Board and Fellowships Exams


Introduction

The fellowship or boards of plastic surgery equivalent exams are the final trial by ordeal for most trainees, who will have faced exams over a large portion of their adult lives. Their respective examining boards put together the general structure of all four exams with the aim of presenting a safe surgeon who has adequately covered the entire plastic surgery curriculum. This is perhaps the most stressful academic period in a prospective surgeon’s training career. All exams have their own unique quirks of technique and reflect examiners’ habits or favorite topics. In recent years the various boards have attempted to provide a more standardized format to ensure reproducibility and fairness. As they begin to prepare for the final exam each candidate finds their favored study modality. Group study with a long-term timetable, regular tutorials from recently passed surgeons and more experienced senior surgeons together form the basis of most trainees’ approach to the exams. The structure of the FRACS(Plast), FRCS(Plast), FRCSC, the American Board of Plastic Surgery, and the European Board of Plastic Reconstructive and Aesthetic Surgery (EBOPRAS) exams is described below, with reflections by the authors on their personal experiences of their individual examination process.
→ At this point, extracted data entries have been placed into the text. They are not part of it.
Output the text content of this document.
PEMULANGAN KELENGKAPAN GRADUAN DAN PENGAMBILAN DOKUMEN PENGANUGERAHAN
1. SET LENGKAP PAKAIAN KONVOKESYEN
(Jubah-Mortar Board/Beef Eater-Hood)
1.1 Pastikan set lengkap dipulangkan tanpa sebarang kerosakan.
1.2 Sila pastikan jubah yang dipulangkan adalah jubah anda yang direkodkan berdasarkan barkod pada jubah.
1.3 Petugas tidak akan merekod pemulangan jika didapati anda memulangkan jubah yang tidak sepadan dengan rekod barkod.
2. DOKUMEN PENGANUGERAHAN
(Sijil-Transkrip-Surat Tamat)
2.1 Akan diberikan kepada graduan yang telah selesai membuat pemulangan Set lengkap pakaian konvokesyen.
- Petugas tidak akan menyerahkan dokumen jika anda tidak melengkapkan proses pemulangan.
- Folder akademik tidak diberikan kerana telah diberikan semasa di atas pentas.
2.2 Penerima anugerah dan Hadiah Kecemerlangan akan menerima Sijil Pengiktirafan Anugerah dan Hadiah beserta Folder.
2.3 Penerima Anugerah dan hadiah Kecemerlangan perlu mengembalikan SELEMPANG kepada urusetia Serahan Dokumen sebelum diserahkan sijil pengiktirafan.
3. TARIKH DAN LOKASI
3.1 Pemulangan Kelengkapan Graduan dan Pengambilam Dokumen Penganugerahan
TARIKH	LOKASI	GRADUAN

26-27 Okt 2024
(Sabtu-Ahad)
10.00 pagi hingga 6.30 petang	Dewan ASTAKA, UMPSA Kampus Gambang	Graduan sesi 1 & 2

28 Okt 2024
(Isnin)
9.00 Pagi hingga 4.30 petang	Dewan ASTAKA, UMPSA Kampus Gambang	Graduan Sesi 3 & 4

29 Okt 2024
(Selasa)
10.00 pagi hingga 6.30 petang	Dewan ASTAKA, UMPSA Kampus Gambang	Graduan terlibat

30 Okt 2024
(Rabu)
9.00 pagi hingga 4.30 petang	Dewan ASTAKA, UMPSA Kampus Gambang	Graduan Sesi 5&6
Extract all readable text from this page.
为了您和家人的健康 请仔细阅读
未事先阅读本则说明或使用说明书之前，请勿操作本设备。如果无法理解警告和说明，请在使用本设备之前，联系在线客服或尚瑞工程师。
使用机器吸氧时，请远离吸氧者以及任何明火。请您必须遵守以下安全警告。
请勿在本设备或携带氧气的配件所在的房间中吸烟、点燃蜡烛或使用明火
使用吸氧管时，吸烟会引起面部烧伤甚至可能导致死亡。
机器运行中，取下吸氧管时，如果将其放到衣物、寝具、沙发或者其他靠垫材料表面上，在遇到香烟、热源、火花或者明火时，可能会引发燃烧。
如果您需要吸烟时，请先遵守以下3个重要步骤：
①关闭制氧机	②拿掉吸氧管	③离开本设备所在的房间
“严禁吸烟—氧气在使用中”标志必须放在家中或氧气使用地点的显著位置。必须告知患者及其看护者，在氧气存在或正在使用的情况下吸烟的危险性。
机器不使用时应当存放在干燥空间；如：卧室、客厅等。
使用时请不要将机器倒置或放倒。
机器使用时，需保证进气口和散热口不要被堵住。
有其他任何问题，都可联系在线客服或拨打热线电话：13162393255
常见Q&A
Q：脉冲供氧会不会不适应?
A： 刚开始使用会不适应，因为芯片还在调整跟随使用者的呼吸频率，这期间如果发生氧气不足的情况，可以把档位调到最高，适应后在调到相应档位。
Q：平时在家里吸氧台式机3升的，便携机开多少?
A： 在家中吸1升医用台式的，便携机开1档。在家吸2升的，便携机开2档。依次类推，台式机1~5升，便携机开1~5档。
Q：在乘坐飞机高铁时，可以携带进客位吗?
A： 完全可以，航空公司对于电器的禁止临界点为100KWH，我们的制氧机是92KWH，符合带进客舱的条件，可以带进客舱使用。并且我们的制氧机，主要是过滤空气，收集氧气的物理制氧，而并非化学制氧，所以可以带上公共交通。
FRACS(Plast)/EBOPRAS Exams

The Australasian College of Surgeons invites final year trainees from a 5-year specialist training program conducted by the Royal Australasian College of Surgeons to sit the fellowship exams. All candidates must have passed a PRSSPE (PRS Science and Principle Examination) multiple-choice exam usually as a SET 2 candidate. The final fellowship has the following components:

  • (I)

    Two written papers: each of 2 hours’ duration, 2 questions in each paper and multiple parts in each question

  • (II)

    Clinical – long cases: 2 cases, each of 30 minutes

  • (III)

    Clinical – short cases: 6 cases, each of 5 minutes

  • (IV)

    Surgical Pathology and Operative Surgery (SPOS) 1 – viva: 2 scenarios, each of 12.5 minutes

  • (V)

    SPOS 2 – viva: 6 slides, each of 5 minutes

  • (VI)

    Anatomy – viva: 25 minutes.

The scoring is a Closed Marking system – 8, 8.5, 9, 9.5. Support can be given in each of the marks: 9 is a clear pass, 8.5 is borderline fail, 8 is a clear fail. Any candidate can be failed on one critical error irrespective of the marks. Critical errors are considered those decisions that may be life- or limb-threatening. Although all seven segments are considered equal in value, during court of examiner discussions more emphasis is placed on clinical components, in particular long cases. These exams are held twice a year.

The EBOPRAS exam is divided into written and viva components. The written exam is a multiple-choice exam covering clinical as well as basic sciences. The viva component is divided into two 25-minute sections; clinical scenarios covering congenital, trauma, tumor management, esthetic and general reconstruction are conducted by two examiners.

As a candidate, I (Rostam D. Farhadieh) had the dubious pleasure of sitting three of the five exams discussed in this chapter (FRACS(Plast), FRCS(Plast), EBOPRAS). Each had its own strengths and weaknesses, however the common theme is that the examiners were not intent on failing the candidates, but to discover what their knowledge limits and more critically where their clinical limits lay. The FRACS is the most rigorous of these exams in terms of expected depth of knowledge, however it is not necessarily the broadest exam. The written form is significantly more detailed and in my opinion more in line with expectations of a specialist surgeon. The FRCS exam is the broadest exam; each candidate is assured that a series of congenital, trauma, esthetic and general reconstructive viva questions will be asked. The arrays of short cases were undoubtedly the best outpatients clinic not only I but also all candidates are likely ever to attend. The EBOPRAS exams similarly seek to cover the same broad base. The candidates are often, however, qualified surgeons and as such the exam format may seem more like a semi-formal discussion amongst colleagues than tutor to pupil format of the FRACS and FRCS exams.

The most pertinent advice for a prospective candidate is a broad formal clinical experience. This experience is best gathered in the trenches of interminable dressings and initial consultation clinics. Formal long case, short case practice and presentation is essential not only to success but also to a crisp and succinct decision-making process. This will become less formal, but nevertheless form the crux of your clinical practice for years to come. The examiners are destined to have more clinical experience than the candidates and this is where the candidate can compensate by depth and breadth of knowledge. The more a candidate reads and knows around a topic, the more confident and systematic they will become in replying to questions and putting clinical scenarios into a correct perspective. Review CME articles from the journals Plastic and Reconstructive Surgery , Clinics in Plastic Surgery , and Hand Clinics formed the basis of my own reading, in addition to the standard single-volume texts, although the latter I often found inadequate. Revision and complete command of surgical anatomy is mandatory in clinical practice of plastic surgery. Unfortunately, neither the FRCS nor the EBOPRAS exam stresses this component. This results in what is often perceived to be a deficit in many of the British and European candidates’ knowledge base.